Lei Saito: «Tento fazer com que cada performance seja um encontro único»
O que a levou a aceitar o convite para participar na Temporada de Arte Contemporânea Japonesa do CAM?
Fiquei muito feliz quando, há mais de um ano, Emmanuelle de Montgazon me convidou para participar na Temporada Japonesa.
O conceito arquitetónico japonês 縁側 [engawa], na sua qualidade de espaço público / privado, interior / exterior, é-me muito inspirador. Além disso, nunca tinha estado em Portugal antes da viagem de preparação que realizei no ano passado. Visitar cidades desconhecidas enche-me sempre de inspiração.
As suas performances estão normalmente relacionadas com o local em que se realizam. O que precisa de saber sobre um lugar antes de planear a sua performance?
Visitar o local e sentir a cidade é muito importante. Adoro olhar para a vida quotidiana dos habitantes e deixo-me inspirar pelos pormenores que observo. O ambiente, a vegetação, o desenho dos espaços públicos, as cores e os cheiros da cidade, a humidade, os mercados e os cafés de bairro, a forma como as pessoas andam e se vestem, etc.
Também foi importante para mim visitar os mercados locais e biológicos e experimentar alguns restaurantes para perceber a cozinha e o sabor da comida em Lisboa.
Faz associações de cores e/ou sabores com os vários aspetos de um local? Ou de uma exposição?
Para a performance na Gulbenkian [Cuisine Existentielle], por exemplo, quis que a instalação se parecesse com a calçada portuguesa (branca e preta) de Lisboa. Por isso, reinterpretei-a utilizando cacau-carvão em pó e fazendo bolachas cúbicas pretas e brancas.

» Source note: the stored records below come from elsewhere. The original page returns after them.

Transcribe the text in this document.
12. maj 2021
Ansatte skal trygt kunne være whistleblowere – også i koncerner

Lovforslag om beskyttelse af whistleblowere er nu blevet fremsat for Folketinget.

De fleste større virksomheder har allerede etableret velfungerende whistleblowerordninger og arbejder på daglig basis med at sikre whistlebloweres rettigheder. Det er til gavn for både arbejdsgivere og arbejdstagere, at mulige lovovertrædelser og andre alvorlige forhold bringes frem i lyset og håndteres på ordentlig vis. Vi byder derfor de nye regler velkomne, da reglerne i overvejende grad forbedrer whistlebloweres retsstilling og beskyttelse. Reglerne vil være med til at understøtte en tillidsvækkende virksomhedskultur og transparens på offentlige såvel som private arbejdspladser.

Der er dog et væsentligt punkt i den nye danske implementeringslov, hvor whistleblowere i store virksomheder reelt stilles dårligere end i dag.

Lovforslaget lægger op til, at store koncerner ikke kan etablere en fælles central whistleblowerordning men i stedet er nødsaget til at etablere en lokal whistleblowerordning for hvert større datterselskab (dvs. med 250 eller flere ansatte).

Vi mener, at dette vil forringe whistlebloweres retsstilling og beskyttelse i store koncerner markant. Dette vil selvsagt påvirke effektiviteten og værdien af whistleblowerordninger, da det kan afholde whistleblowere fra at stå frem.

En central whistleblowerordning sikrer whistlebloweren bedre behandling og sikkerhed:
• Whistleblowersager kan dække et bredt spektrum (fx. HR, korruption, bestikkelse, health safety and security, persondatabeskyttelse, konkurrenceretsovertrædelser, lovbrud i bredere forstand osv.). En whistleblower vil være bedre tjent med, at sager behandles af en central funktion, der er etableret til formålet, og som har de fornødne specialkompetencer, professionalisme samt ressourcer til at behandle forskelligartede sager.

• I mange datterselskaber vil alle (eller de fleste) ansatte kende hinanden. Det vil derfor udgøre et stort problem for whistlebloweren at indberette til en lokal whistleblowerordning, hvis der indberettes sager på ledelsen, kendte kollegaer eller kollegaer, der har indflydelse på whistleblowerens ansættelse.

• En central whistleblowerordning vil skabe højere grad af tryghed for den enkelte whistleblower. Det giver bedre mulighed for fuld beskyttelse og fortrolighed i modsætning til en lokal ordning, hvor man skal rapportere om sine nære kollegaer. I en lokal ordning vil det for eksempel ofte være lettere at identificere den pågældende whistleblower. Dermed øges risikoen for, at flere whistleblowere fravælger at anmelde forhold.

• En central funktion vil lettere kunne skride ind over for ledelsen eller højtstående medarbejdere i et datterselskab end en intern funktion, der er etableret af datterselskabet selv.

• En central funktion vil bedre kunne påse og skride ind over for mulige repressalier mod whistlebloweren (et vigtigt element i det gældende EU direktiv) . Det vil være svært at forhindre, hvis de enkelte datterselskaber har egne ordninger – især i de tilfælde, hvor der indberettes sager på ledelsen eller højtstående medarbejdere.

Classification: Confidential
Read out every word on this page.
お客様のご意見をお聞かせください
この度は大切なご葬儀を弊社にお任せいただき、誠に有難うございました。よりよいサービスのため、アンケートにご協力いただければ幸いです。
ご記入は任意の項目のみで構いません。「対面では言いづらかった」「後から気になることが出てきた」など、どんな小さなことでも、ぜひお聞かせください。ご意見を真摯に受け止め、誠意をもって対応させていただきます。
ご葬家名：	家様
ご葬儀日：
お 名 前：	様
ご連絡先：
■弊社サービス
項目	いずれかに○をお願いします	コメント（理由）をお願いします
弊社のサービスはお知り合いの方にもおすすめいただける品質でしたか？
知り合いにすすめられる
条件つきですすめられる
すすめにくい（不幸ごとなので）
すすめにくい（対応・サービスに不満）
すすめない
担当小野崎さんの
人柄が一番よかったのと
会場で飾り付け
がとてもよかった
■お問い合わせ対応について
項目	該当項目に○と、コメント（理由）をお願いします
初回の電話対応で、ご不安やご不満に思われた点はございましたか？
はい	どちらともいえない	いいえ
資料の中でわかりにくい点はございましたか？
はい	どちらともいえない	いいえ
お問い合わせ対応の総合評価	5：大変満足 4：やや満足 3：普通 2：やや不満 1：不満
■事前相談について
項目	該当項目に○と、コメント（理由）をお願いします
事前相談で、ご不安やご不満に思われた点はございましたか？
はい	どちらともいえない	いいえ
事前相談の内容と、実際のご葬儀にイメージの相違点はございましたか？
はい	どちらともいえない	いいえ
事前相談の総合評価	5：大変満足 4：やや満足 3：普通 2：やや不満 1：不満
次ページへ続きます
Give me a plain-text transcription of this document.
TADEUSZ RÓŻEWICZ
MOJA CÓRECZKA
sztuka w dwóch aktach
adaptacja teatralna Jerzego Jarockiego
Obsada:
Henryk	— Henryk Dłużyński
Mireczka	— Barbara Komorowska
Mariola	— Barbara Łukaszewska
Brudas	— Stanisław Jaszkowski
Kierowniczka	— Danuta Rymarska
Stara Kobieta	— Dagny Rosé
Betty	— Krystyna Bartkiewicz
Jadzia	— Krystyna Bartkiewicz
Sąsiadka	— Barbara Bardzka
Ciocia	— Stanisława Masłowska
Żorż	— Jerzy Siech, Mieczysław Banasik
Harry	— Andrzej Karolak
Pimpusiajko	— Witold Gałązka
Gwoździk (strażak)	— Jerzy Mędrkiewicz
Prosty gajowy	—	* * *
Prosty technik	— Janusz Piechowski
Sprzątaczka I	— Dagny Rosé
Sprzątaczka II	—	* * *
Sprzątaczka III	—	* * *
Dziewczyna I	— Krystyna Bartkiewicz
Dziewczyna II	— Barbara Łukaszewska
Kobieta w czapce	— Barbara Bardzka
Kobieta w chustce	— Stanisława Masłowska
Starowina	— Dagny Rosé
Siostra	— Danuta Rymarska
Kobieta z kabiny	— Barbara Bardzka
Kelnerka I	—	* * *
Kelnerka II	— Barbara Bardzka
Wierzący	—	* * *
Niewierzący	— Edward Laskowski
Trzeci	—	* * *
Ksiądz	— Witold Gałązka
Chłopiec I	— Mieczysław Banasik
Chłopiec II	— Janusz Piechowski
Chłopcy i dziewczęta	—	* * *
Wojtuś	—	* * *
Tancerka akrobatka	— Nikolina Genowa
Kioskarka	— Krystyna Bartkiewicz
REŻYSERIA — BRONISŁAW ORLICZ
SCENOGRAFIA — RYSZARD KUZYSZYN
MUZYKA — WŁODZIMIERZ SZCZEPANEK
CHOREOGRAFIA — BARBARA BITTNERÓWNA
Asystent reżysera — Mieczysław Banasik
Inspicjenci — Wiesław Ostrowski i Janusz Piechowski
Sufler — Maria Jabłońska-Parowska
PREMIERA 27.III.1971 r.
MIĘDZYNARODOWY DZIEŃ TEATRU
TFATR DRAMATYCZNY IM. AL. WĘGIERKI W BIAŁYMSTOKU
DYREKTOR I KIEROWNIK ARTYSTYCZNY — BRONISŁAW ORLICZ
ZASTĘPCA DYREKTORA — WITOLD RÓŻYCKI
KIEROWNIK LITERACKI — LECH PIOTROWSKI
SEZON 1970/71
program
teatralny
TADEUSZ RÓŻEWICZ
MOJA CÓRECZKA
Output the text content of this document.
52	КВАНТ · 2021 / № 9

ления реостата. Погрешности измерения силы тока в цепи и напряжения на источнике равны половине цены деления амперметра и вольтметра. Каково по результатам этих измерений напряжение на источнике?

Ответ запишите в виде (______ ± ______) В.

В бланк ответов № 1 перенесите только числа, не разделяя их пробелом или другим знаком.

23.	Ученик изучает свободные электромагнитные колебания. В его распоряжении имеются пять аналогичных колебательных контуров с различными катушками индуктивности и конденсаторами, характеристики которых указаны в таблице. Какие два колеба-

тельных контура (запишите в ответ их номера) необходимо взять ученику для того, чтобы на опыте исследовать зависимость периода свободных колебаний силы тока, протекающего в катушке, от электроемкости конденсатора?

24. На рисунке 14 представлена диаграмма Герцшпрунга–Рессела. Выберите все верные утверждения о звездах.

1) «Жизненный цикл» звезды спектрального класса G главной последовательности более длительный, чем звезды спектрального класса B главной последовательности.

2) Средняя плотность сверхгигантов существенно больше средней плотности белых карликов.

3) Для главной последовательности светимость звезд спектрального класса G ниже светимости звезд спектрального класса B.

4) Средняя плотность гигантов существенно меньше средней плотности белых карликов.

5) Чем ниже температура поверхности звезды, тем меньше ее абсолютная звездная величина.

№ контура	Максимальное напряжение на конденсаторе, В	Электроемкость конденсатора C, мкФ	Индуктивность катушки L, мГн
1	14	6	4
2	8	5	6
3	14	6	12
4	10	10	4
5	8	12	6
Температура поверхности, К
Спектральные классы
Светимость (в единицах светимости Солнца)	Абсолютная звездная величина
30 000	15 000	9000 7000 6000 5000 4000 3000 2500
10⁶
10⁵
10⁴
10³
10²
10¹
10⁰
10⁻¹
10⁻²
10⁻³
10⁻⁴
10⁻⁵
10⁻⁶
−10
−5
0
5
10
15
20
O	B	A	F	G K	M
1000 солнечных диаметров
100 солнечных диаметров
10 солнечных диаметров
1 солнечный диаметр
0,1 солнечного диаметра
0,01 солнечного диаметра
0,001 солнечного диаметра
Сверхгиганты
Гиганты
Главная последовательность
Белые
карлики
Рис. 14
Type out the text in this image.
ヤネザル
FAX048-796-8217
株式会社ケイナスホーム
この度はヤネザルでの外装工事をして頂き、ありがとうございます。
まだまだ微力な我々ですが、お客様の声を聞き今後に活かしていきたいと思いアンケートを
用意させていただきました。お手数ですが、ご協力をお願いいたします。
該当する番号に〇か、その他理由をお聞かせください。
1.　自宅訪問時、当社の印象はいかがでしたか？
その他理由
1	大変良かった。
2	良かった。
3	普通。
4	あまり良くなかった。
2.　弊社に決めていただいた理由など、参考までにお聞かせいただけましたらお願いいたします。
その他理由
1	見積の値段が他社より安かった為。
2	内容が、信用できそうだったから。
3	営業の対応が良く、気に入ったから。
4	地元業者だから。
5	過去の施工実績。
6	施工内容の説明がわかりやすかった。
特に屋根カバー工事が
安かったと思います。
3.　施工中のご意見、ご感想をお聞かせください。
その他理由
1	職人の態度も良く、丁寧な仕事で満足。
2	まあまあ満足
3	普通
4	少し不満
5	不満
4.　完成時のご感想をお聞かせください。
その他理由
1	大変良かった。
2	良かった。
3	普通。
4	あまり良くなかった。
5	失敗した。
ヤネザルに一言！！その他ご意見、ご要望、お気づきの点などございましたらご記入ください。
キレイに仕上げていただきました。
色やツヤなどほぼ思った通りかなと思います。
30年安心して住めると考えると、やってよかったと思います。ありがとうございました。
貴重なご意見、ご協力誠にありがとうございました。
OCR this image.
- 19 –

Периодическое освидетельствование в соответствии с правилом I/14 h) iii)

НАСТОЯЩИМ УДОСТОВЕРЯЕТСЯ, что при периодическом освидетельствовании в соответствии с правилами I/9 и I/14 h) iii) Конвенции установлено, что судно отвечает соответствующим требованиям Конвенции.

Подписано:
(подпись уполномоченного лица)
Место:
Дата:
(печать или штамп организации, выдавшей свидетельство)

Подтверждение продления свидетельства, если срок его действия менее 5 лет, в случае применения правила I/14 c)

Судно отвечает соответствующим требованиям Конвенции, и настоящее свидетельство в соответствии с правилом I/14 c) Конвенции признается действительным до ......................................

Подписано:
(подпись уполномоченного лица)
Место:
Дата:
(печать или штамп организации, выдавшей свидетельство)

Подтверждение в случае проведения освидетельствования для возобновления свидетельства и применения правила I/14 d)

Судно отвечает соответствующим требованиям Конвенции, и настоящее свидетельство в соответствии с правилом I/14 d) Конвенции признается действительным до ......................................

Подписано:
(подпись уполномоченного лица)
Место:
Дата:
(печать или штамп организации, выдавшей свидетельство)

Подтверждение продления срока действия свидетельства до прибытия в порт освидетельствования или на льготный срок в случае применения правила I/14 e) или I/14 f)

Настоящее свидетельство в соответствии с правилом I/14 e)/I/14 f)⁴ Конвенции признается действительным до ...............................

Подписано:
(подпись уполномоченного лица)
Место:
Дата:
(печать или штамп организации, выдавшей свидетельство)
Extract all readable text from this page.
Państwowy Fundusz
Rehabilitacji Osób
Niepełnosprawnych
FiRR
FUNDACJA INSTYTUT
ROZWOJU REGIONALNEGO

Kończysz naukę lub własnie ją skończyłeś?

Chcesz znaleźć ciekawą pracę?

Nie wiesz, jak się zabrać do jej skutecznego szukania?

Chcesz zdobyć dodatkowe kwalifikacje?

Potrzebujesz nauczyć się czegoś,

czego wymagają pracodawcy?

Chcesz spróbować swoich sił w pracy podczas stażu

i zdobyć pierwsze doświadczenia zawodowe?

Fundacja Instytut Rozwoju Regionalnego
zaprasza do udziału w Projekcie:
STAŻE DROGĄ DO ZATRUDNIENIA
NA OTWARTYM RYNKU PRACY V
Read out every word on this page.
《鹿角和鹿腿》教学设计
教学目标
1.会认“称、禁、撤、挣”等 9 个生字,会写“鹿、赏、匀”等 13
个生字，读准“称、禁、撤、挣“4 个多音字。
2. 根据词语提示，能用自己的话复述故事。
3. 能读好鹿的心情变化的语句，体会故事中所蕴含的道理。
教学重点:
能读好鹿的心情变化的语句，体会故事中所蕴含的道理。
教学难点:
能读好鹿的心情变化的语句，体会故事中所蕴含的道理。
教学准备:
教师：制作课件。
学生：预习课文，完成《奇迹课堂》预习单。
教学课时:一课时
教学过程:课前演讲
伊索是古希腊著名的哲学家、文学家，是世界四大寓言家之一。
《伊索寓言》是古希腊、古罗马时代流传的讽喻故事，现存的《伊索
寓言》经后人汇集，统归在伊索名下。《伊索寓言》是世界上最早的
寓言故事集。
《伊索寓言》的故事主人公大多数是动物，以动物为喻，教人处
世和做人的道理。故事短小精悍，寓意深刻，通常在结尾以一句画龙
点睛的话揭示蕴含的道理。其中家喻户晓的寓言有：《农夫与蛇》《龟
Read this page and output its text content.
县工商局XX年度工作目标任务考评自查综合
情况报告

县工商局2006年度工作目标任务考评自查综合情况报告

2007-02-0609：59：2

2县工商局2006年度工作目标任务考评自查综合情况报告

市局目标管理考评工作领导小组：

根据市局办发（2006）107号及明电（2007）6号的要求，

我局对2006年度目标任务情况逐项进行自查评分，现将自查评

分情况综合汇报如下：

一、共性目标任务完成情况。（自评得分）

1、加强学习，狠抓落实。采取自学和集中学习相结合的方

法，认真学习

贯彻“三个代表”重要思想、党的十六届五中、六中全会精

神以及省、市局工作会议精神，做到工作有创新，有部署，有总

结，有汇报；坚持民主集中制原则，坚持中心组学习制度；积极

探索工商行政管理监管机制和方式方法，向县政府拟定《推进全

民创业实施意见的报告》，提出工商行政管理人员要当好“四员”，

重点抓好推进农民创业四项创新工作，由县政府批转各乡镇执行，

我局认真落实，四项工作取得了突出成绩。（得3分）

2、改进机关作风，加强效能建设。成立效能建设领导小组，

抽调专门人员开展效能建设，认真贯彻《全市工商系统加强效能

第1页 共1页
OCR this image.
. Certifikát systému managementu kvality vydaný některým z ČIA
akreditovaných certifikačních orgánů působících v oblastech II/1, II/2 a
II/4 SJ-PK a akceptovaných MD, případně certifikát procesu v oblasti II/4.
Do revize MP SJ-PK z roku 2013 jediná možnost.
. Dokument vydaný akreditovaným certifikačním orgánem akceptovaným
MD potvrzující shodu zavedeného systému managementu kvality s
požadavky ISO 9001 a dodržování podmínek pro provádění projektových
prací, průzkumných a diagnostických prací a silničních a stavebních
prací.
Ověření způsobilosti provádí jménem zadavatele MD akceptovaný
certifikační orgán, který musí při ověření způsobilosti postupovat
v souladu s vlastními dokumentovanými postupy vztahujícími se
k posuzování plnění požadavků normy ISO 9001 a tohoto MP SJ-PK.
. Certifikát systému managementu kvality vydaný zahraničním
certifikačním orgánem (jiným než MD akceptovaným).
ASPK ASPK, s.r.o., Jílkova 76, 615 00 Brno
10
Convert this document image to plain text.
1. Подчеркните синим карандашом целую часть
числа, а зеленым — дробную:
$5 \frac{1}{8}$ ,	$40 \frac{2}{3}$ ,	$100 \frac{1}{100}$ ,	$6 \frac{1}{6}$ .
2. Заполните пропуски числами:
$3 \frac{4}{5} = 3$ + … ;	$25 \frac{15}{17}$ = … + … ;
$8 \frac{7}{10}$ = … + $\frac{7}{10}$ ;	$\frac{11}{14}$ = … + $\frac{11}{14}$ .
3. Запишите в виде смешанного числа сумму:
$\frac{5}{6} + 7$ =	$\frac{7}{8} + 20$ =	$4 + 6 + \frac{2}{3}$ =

Quis também utilizar as ondulações da água que se formavam na superfície do lago da Fundação, pelo que procurei integrar formas redondas feitas de gelatina, juntamente com fatias de frutas e vegetais, combinando-as com peças de cerâmica azul iridescente que lembram a água.
Também usei os meus oshizushi reinventados (sushi prensado em formas quadradas com padrões) e bolos de chocolate quadrados com padrões para fazer referência aos azulejos portugueses.
Os produtos/culturas locais têm impacto no processo de conceção de uma performance/peça?
Sim, têm.
Tento fazer com que cada performance seja um encontro único. Obviamente, a comida local, as pessoas que encontro ou mesmo um tema de conversa podem ajudar-me a desenhar uma paisagem. Também criei uns pequenos suportes para bolos e taças com padrões marmoreados para criar diferentes níveis de altura na mesa, pensando na topografia da cidade e do Jardim Gulbenkian. Este padrão cósmico do mármore parece-me bastante japonês e português ao mesmo tempo.
Considero que o momento de degustar e apreciar a paisagem de comer é parte integral da performance. É emocionante e curioso ver como as pessoas reagem durante a montagem dos ingredientes, como começam a comer e o que descobrem, sobre o que conversam, etc.
Existe um aspeto efémero relacionado com a comida, que explora em todas as áreas do seu trabalho – performance, cerâmica, desenho, fotografia, instalação, escultura, etc.
Penso que a efemeridade é um dos raros elementos japoneses no meu trabalho. Gosto de construir cenários: lugares que existem apenas por um período limitado de tempo – a duração de uma performance, uma exposição, uma festa, etc. Quando sabemos que vai desaparecer, damos-lhe mais atenção e tentamos recordá-lo. Tudo desaparece, mas as imagens, os sons, a atmosfera, os sabores e os cheiros permanecem na nossa memória.
Como é que estas práticas se complementam no seu trabalho?
Há sempre uma trajetória pendular no meu trabalho. Uma instalação transforma-se numa obra impressa. Ou uma paisagem de comer dá-me uma ideia para um novo título ou novos desenhos.